Карвер продолжала вырываться, но странные слова все-таки вызвали в ней смятение и смутную догадку. Пятнадцать лет? Только одно событие связано с этим страшным числом. Каждый житель империи о нем знает и каждый год он молча оплакивает гибель своей последней надежды.
Рин наблюдала за ней, медленно ослабляя хватку. Затем, когда вампирша в изумлении и ужасе замерла, она рывком встала с нее и отошла к окну. Желтый свет фонаря упал на белую маску, осветив синий узор.
— Уходи, — произнесла она, и в голосе ее звучала некогда утраченная властность. Врожденный дар и проклятье того, в ком течет кровь императорской семьи. — В твоих же интересах будет забыть эту ночь.
Не издавая и звука, Витта встала и склонила голову. Ассасину даже не нужно было оборачиваться, чтобы понять, что в комнате остались лишь она и спящая эльфийка.
Девушка потерла висок, болезненно выдохнув. Боль от использования дара крови после долгих лет бездействия противно колола голову изнутри и делала это не хуже душевных терзаний.
«Смешно. Столько лет отрицать свое происхождение, чтобы из-за бордельного карвера свести все усилия на нет», — с горечью подумала она, прислоняясь к окну.
Рин знала, что возвращение на родину заставит ее вспомнить многое. Заставит принять свое имя и встретиться с семьей и страхами. Но некоторые вещи должны остаться погребенными навсегда.
Так же, как и он. Тот, чье лицо похоже на смерть.
Тот, кто уничтожил ее последние надежды на счастливую жизнь с семьей.
Тот, кто должен был умереть в ту ночь вместо нее.
Глава 3. На пути к империи
Дуглас редко бывал в плохом настроении, но сейчас оно было воистину паршивым. Напился в хлам, нарубил проблем, которые разгребала Рин, пока он болтал пьяный бред — и всё за один вечер!

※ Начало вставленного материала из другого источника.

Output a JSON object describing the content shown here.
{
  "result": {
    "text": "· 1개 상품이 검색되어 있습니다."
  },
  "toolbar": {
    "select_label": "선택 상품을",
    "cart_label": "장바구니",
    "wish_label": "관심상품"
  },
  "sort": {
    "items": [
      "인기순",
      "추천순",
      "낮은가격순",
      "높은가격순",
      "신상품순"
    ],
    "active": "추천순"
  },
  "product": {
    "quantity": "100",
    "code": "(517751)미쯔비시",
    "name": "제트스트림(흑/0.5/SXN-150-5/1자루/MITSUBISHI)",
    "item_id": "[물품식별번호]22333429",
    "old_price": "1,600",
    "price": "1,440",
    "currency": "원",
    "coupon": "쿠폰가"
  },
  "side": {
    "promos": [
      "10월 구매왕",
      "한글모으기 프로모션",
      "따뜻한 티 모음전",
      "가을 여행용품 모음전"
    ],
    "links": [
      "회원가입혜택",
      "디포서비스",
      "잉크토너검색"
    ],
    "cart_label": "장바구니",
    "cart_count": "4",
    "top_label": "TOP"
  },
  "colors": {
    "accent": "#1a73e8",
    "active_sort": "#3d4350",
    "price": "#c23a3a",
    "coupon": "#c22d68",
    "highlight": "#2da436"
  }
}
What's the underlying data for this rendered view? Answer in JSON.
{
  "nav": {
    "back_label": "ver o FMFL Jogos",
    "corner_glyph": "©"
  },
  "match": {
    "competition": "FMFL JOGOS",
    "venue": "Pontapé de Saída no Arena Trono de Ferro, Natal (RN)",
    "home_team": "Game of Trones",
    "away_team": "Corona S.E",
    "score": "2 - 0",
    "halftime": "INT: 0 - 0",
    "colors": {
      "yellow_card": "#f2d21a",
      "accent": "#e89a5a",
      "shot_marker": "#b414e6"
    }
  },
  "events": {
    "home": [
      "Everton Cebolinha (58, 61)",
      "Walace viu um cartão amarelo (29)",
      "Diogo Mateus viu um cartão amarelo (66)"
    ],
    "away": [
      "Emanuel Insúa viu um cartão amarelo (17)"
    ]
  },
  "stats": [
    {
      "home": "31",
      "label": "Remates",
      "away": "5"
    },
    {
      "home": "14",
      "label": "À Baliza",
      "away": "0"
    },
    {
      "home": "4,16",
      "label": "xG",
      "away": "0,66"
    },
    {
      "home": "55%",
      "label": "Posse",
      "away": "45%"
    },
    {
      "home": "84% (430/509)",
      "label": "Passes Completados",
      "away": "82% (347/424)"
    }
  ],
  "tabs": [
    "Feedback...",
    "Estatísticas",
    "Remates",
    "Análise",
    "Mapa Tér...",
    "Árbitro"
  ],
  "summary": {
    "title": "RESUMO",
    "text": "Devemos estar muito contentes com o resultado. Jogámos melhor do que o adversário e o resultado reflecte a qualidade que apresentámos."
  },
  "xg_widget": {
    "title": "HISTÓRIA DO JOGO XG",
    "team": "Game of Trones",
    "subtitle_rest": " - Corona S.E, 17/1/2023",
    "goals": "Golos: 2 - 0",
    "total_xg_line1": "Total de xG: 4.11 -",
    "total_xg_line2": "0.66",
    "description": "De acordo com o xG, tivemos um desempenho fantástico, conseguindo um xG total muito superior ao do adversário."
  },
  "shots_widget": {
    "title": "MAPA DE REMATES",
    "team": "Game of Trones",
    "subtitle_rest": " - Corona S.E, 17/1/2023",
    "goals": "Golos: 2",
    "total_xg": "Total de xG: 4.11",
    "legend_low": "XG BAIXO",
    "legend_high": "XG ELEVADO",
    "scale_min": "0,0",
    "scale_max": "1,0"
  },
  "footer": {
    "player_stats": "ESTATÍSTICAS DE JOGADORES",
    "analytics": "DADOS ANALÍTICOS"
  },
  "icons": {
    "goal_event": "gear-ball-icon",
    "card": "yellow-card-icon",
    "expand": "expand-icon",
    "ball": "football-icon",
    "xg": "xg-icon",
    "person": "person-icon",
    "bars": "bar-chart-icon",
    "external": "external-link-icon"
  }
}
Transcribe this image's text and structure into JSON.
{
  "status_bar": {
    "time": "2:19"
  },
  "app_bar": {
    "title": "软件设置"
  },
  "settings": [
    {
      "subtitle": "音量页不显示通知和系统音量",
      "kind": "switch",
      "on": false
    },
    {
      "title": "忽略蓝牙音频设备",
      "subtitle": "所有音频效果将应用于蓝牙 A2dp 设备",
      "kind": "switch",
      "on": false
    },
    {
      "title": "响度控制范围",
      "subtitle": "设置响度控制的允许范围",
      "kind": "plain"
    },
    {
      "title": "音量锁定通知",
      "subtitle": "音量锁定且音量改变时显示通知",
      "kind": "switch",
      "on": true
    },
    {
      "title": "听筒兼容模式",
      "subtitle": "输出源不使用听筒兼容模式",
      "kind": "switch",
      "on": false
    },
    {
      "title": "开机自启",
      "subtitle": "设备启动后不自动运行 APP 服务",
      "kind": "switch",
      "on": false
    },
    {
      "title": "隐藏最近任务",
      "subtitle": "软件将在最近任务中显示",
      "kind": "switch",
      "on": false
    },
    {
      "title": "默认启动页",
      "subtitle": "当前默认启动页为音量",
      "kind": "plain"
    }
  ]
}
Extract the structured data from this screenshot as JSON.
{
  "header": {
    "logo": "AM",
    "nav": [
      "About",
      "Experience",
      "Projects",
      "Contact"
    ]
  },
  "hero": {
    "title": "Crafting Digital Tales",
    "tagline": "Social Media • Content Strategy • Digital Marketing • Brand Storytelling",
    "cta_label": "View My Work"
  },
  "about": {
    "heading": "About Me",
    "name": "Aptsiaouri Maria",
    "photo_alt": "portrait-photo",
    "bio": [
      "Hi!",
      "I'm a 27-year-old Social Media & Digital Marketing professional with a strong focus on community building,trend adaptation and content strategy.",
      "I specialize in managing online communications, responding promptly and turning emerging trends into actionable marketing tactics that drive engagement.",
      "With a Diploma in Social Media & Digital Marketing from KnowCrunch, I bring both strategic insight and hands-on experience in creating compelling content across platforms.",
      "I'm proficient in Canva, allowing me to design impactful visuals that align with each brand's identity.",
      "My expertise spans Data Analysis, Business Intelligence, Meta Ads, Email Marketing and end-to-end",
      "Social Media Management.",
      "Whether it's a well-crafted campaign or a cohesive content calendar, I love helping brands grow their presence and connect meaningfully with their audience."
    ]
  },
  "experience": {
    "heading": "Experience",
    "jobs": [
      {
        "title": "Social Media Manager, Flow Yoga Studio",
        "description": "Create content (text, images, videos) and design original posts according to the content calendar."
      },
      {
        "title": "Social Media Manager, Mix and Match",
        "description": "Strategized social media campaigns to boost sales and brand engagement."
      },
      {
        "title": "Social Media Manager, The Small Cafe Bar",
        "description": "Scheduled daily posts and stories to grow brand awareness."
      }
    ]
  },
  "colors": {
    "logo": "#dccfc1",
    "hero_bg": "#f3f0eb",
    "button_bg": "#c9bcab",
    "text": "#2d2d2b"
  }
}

«Такими темпами я принесу клятву на крови, что больше не буду пить, чтобы не ломать сопливые комедии».
Ассасин подняла их, едва часы на первом этаже пробили семь утра. Скрытая иллюзией эльфийки, она без единого слова разбудила его и дождалась, пока он встанет и придет в себя, а затем изменила облик на вчерашнего аристократа. И от этого у него на душе становилось еще хуже. Лучше бы она злилась на него, кричала, ругала, сдала властям — что угодно, кроме молчания. Тишина вызывала в нем столько сомнений и терзаний, что мысль найти мыло и веревку переставала быть абсурдной.
— А чего так рано? — зевнула Лима, поправляя сумку на плече. Нежно-зеленое платье, чуть примятое, было наспех, но отнюдь не неряшливо надето.
— Так будет лучше. Или хочешь узнать точную сумму нанесенного ущерба?
От очередного напоминания о вчерашнем вор скривился, но промолчал. Что он мог ответить?